Dystopian fiction even slipped into mainstream political discourse with Handmaid robes and V for Vendetta masks turning up at protests and hapless smirk-monkey David Davis promising that Britain would not have a "Mad Max Brexit".
Politics polarised
Fuelled by unregulated echo chambers and declining standards of living, everyone spent the past decade getting high on their favourite meta-narratives. Some were crazy conspiracy theories. Some were self-interested security blankets. Some were just old-fashioned racisms repackaged by people with fade haircuts.
One way or another, politics was unmoored and vacillated between the whims of demagogues selling a prelapsarian past and technocrats selling joyless social engineering. Here in Ireland, in thrall to a different, proportionally representative system, we wondered why people couldn't just remember the true meaning of politics: getting the mother a medical card and stopping any development in the locality.
On the other hand, young people were great
A newly politicised wave of young activists joined with seasoned campaigners to ensure Ireland got equal marriage and free, safe legal abortion. And Greta Thunberg became the face of a youth revolt against climate-damaging politicians.
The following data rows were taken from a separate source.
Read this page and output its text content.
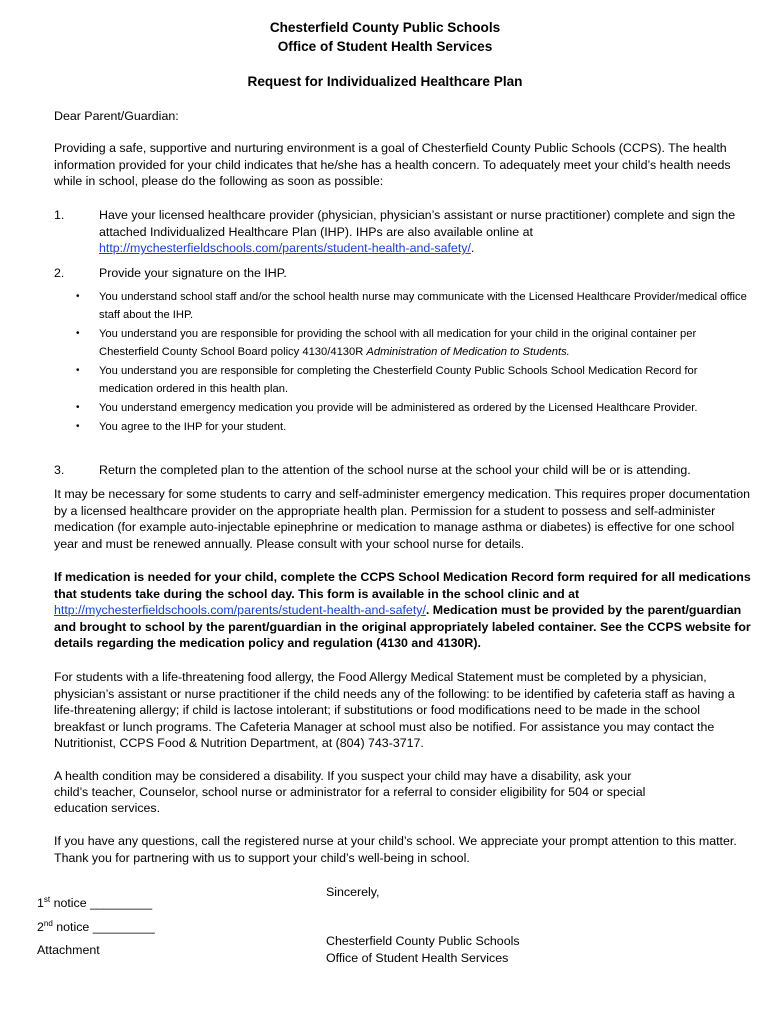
Chesterfield County Public Schools
Office of Student Health Services
Request for Individualized Healthcare Plan
Dear Parent/Guardian:
Providing a safe, supportive and nurturing environment is a goal of Chesterfield County Public Schools (CCPS). The health information provided for your child indicates that he/she has a health concern. To adequately meet your child’s health needs while in school, please do the following as soon as possible:
1.	Have your licensed healthcare provider (physician, physician’s assistant or nurse practitioner) complete and sign the attached Individualized Healthcare Plan (IHP). IHPs are also available online at http://mychesterfieldschools.com/parents/student-health-and-safety/.
2.	Provide your signature on the IHP.
• You understand school staff and/or the school health nurse may communicate with the Licensed Healthcare Provider/medical office staff about the IHP.
• You understand you are responsible for providing the school with all medication for your child in the original container per Chesterfield County School Board policy 4130/4130R Administration of Medication to Students.
• You understand you are responsible for completing the Chesterfield County Public Schools School Medication Record for medication ordered in this health plan.
• You understand emergency medication you provide will be administered as ordered by the Licensed Healthcare Provider.
• You agree to the IHP for your student.
3.	Return the completed plan to the attention of the school nurse at the school your child will be or is attending.
It may be necessary for some students to carry and self-administer emergency medication. This requires proper documentation by a licensed healthcare provider on the appropriate health plan. Permission for a student to possess and self-administer medication (for example auto-injectable epinephrine or medication to manage asthma or diabetes) is effective for one school year and must be renewed annually. Please consult with your school nurse for details.
If medication is needed for your child, complete the CCPS School Medication Record form required for all medications that students take during the school day. This form is available in the school clinic and at http://mychesterfieldschools.com/parents/student-health-and-safety/. Medication must be provided by the parent/guardian and brought to school by the parent/guardian in the original appropriately labeled container. See the CCPS website for details regarding the medication policy and regulation (4130 and 4130R).
For students with a life-threatening food allergy, the Food Allergy Medical Statement must be completed by a physician, physician’s assistant or nurse practitioner if the child needs any of the following: to be identified by cafeteria staff as having a life-threatening allergy; if child is lactose intolerant; if substitutions or food modifications need to be made in the school breakfast or lunch programs. The Cafeteria Manager at school must also be notified. For assistance you may contact the Nutritionist, CCPS Food & Nutrition Department, at (804) 743-3717.
A health condition may be considered a disability. If you suspect your child may have a disability, ask your
child’s teacher, Counselor, school nurse or administrator for a referral to consider eligibility for 504 or special
education services.
If you have any questions, call the registered nurse at your child’s school. We appreciate your prompt attention to this matter. Thank you for partnering with us to support your child’s well-being in school.
Sincerely,
1st notice _________
2nd notice _________
Chesterfield County Public Schools
Attachment
Office of Student Health Services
I suspect they’re better than me. I just hope when we take to the hills they treat me like a wise elder and not a resource-depleting jackass who they leave to die of exposure.
And time was up for – some – sex predators
Social media also facilitated a wave of feminist solidarity that led to the outing of predatory sex offenders like Harvey Weinstein. Of course, people are already grumbling that #metoo has “gone too far” but what they mean by “gone too far” is often just something they’ve not seen before: consequences.
We all took selfies
In the tens everyone read the myth of Narcissus, and because no one bought newspapers anymore, mistook it for an aspirational perfume ad. So we started taking pictures of our own heads. Even when we wanted to take pictures of other things we made sure to insert our heads in the foreground. Our beautiful, beautiful heads.
We did this over and over again, only stopping to inject botulism into our noggins or to polish our foreheads until our craniums shone and ballooned like, well, shiny balloons. And then we sat there, happy bobble-headed freaks, savouring our own newly high self-esteem in a sea of social media likes and loneliness. “YOLO,” we whispered, which is another thing we said a lot in the tens.
And we all bought fidget spinners
Small whizzing propellers you can mount on your knuckles. Brilliant. Let’s leave it there on a high note.